This is one of the "peasanty-est" dishes I think I have ever experienced in my life, and with two teachers as parents, the end of August hits us hard. That wasn't necessarily the reason for this dish; it just so happened I picked up two pounds of kale for a ridiculously low price at Genuardi's, and we wanted something veggie-filled for the health of my grandpa and our own as well. This dinner occurred on the 20th...but yet again life has been a bit hectic lately, so here it goes.
I label this as an American fusion dish, since it takes into account all parts of America. We have kale and carrots that are more than likely local to some extent from North American soil, corn that, while grown in the good ol' U. S. of A., was certainly originally grown in Central/south America, and tomatillos providing the base of the soup from below the border as well. These tomatillos were locally grown and provided for me at a farmers' market, but hey...it's all about the semblance of a united American continent through a single dish. Also, this dish is really, really simply like a good pozole without the hominy. Instead, we substituted roasted corn, but did everything else similarly. The tomatillos were roasted to perfection as was the corn in the oven, developing a rich, earthy sweetness that only roasted vegetation alone can muster. This dish was quite spicy, since we used two jalapenos, two serranos, two roasted poblanos that were locally grown and rather spicy for such a mild pepper, and some italian hot peppers I picked up at that roadside stand on my way home from the beach. It made me sweat to eat it, which means I liked it and it cooled me down - as much as soup can, anyway. The garlic and onions provided a depth of flavor that any dish without I would find severely lacking in depth. I found that out the hard way one time when I made a bean soup in my rice cooker: it did not have layers of flavor...it was simply bland to some extent. It lacked the sauteed aromatics in the beginning to bolster and support the flavors of the Mexican spices I added later. If you get nothing else from reading my blog, just know that onions and especially garlic go a long way in making food that much healthier and tastier. Never leave out this beginning step!
As a general rule, kale holds up much better than any other leafy green I know except for collard greens. This makes it indispensable when dealing with soups. It makes the soup hearty, and it balances out the sweetness of root vegetables with its tasty green bitterness characteristic of such leaves. It also provides a surprising amount of protein for a leaf, so it allows for vegetarian-friendly meals that are both filling and hearty. The corn and tomatillos really benefited from the sweetness of the carrots and roasted red bell pepper as well as the intensity of the kale. There was a lot of kale: it does NOT shrink nearly as much as spinach or other wilting and insubstantial greens. It's absolutely my new favorite edible leaf - hands down.

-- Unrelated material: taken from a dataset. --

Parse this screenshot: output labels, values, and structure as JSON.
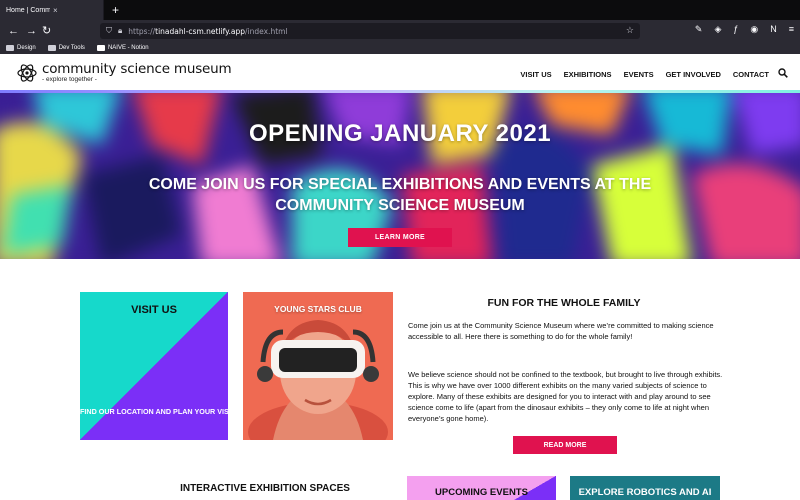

Since this is simply a meatless alteration of an already fantastic Penkala Posole with corn and kale rather than hominy and chicken/pork, just use the methods of cooking called for in that earlier post, including a sole large roasted red bell pepper, sliced to add a bit of roasty, toasty sweetness with the added bitterness. Really it plays on all five tastes well and exhibits quite a balance of flavors. Try it out when you need to stretch the pot and the wallet to feed a crowd that isn't absolutely craving meat. Or you could make it on your own in a rice cooker or a one person sauce-pot on the stove. Either way it pleases the gullet.